In January, regulators were back visiting six Stanford offices, including its Houston offices near an upscale shopping mall, people familiar with the probe said.
The Texas Attorney General’s office and the Florida Office of Financial Regulations are also investigating the matter, officials said. After being publicly slammed for ignoring warnings about Madoff for a decade, regulators are working extra hard to follow up on all types of leads, several people familiar with their work said.
The SEC was alerted to Stanford last year when two former company employees, Charles Rawl and Mark Tidwell, told regulators that they suspected Stanford was engaged in illegal practices related to selling the CDs and other securities.
“Although Rawl and Tidwell repeatedly asked Stanford management to change Stanford’s business practices, Stanford refused to cease its illegal activity, and Rawl and Tidwell were forced to resign rather than expose themselves to criminal and civil liability,” the men said in a lawsuit filed in Texas state court last year. Rawl, Tidwell and their lawyer could not be reached for comment on Friday.

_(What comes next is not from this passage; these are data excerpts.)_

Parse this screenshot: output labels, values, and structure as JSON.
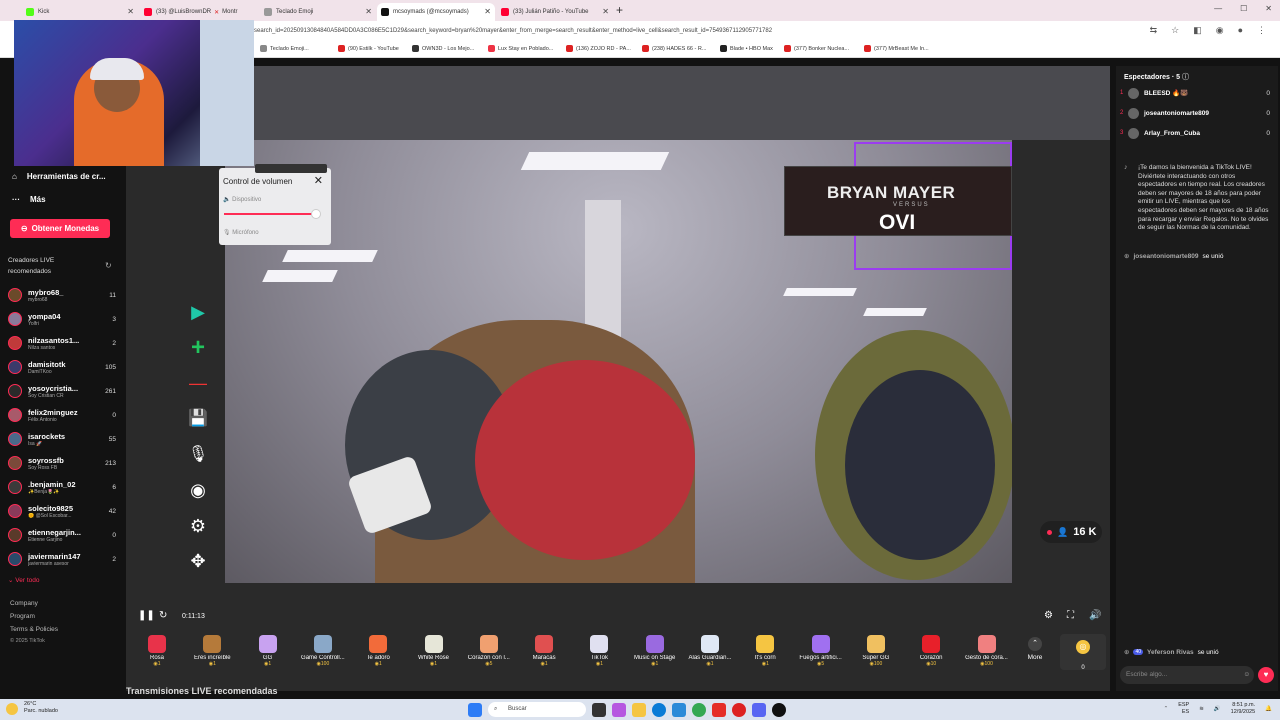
{
  "browser": {
    "tabs": [
      {
        "label": "Kick",
        "color": "#53fc18"
      },
      {
        "label": "(33) @LuisBrownDR",
        "color": "#ff0033"
      },
      {
        "label": "Montr",
        "color": "#888888"
      },
      {
        "label": "Teclado Emoji",
        "color": "#999999"
      },
      {
        "label": "mcsoymads (@mcsoymads)",
        "color": "#111111"
      },
      {
        "label": "(33) Julián Patiño - YouTube",
        "color": "#ff0033"
      }
    ],
    "new_tab": "+",
    "url": "search_id=20250913084840A584DD0A3C086E5C1D29&search_keyword=bryan%20mayer&enter_from_merge=search_result&enter_method=live_cell&search_result_id=7549367112905771782",
    "bookmarks": [
      "Teclado Emoji...",
      "(90) Estilk - YouTube",
      "OWN3D - Los Mejo...",
      "Lux Stay en Poblado...",
      "(136) ZOJO RD - PA...",
      "(238) HADES 66 - R...",
      "Blade • HBO Max",
      "(377) Bonker Nuclea...",
      "(377) MrBeast Me In..."
    ]
  },
  "sidebar": {
    "tools_label": "Herramientas de cr...",
    "more_label": "Más",
    "coins_button": "Obtener Monedas",
    "recommended_title": "Creadores LIVE recomendados",
    "creators": [
      {
        "name": "mybro68_",
        "sub": "mybro68",
        "count": "11"
      },
      {
        "name": "yompa04",
        "sub": "Yolfri",
        "count": "3"
      },
      {
        "name": "nilzasantos1...",
        "sub": "Nilza santos",
        "count": "2"
      },
      {
        "name": "damisitotk",
        "sub": "DamiTKoo",
        "count": "105"
      },
      {
        "name": "yosoycristia...",
        "sub": "Soy Cristian CR",
        "count": "261"
      },
      {
        "name": "felix2minguez",
        "sub": "Félix Antonio",
        "count": "0"
      },
      {
        "name": "isarockets",
        "sub": "Isa 🚀",
        "count": "55"
      },
      {
        "name": "soyrossfb",
        "sub": "Soy Ross FB",
        "count": "213"
      },
      {
        "name": ".benjamin_02",
        "sub": "✨Benja🌷✨",
        "count": "6"
      },
      {
        "name": "solecito9825",
        "sub": "🌞 @Sol Escobar...",
        "count": "42"
      },
      {
        "name": "etiennegarjin...",
        "sub": "Etienne Garjino",
        "count": "0"
      },
      {
        "name": "javiermarin147",
        "sub": "javiermarin asesor",
        "count": "2"
      }
    ],
    "see_all": "Ver todo",
    "footer_links": [
      "Company",
      "Program",
      "Terms & Policies"
    ],
    "copyright": "© 2025 TikTok"
  },
  "volume_popup": {
    "title": "Control de volumen",
    "device_label": "Dispositivo",
    "mic_label": "Micrófono",
    "level": 0.9
  },
  "video": {
    "overlay_title": "BRYAN MAYER",
    "overlay_versus": "VERSUS",
    "overlay_name": "OVI",
    "viewers": "16 K"
  },
  "controls": {
    "time": "0:11:13"
  },
  "gifts": [
    {
      "name": "Rosa",
      "cost": "1",
      "color": "#e8334a"
    },
    {
      "name": "Eres increíble",
      "cost": "1",
      "color": "#b57a3a"
    },
    {
      "name": "GG",
      "cost": "1",
      "color": "#c8a2f0"
    },
    {
      "name": "Game Controll...",
      "cost": "100",
      "color": "#8aa8c8"
    },
    {
      "name": "Te adoro",
      "cost": "1",
      "color": "#f26b3a"
    },
    {
      "name": "White Rose",
      "cost": "1",
      "color": "#e6e6d8"
    },
    {
      "name": "Corazón con l...",
      "cost": "5",
      "color": "#f0a070"
    },
    {
      "name": "Maracas",
      "cost": "1",
      "color": "#e05050"
    },
    {
      "name": "TikTok",
      "cost": "1",
      "color": "#e0e0f0"
    },
    {
      "name": "Music on Stage",
      "cost": "1",
      "color": "#9a6ae0"
    },
    {
      "name": "Alas Guardian...",
      "cost": "1",
      "color": "#dfe8f5"
    },
    {
      "name": "It's corn",
      "cost": "1",
      "color": "#f5c542"
    },
    {
      "name": "Fuegos artifici...",
      "cost": "5",
      "color": "#a070f0"
    },
    {
      "name": "Súper GG",
      "cost": "100",
      "color": "#f0c060"
    },
    {
      "name": "Corazón",
      "cost": "10",
      "color": "#e8202a"
    },
    {
      "name": "Gesto de cora...",
      "cost": "100",
      "color": "#f08080"
    }
  ],
  "more_gifts": "More",
  "coin_balance": "0",
  "recommended_live_title": "Transmisiones LIVE recomendadas",
  "chat": {
    "spectators_title": "Espectadores · 5",
    "spectators": [
      {
        "rank": "1",
        "name": "BLEESD 🔥🐻",
        "value": "0"
      },
      {
        "rank": "2",
        "name": "joseantoniomarte809",
        "value": "0"
      },
      {
        "rank": "3",
        "name": "Arlay_From_Cuba",
        "value": "0"
      }
    ],
    "welcome": "¡Te damos la bienvenida a TikTok LIVE! Diviértete interactuando con otros espectadores en tiempo real. Los creadores deben ser mayores de 18 años para poder emitir un LIVE, mientras que los espectadores deben ser mayores de 18 años para recargar y enviar Regalos. No te olvides de seguir las Normas de la comunidad.",
    "join1_user": "joseantoniomarte809",
    "join1_text": "se unió",
    "join2_badge": "40",
    "join2_user": "Yeferson Rivas",
    "join2_text": "se unió",
    "input_placeholder": "Escribe algo..."
  },
  "taskbar": {
    "temp": "26°C",
    "weather": "Parc. nublado",
    "search": "Buscar",
    "lang1": "ESP",
    "lang2": "ES",
    "time": "8:51 p.m.",
    "date": "12/9/2025"
  }
}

Allen Stanford blamed regulators’ probes on “former disgruntled employees” who questioned “our work and our processes,” according to an internal email obtained by Reuters. He said the company has cooperated fully with the probes.
Stanford Group spokesman Brian Bertsch on Friday reiterated comments he made earlier in the week — that the company is fully compliant with all US regulations and that it is rigorously managed. He declined to answer further questions. Relying on television advertisements and word-of-mouth, Stanford has been aggressively expanding its network of financial advisers and brokers in the last few years.
In December, it hired a top executive from Wachovia as its new head of institutional sales in Boston. It also hired teams from US Trust and other big name companies in the past.
Still, some rivals have expressed concerns about the company for years. “There are issues there that need to be addressed,” said one wealth adviser who asked not be named because he still has dealings with the company.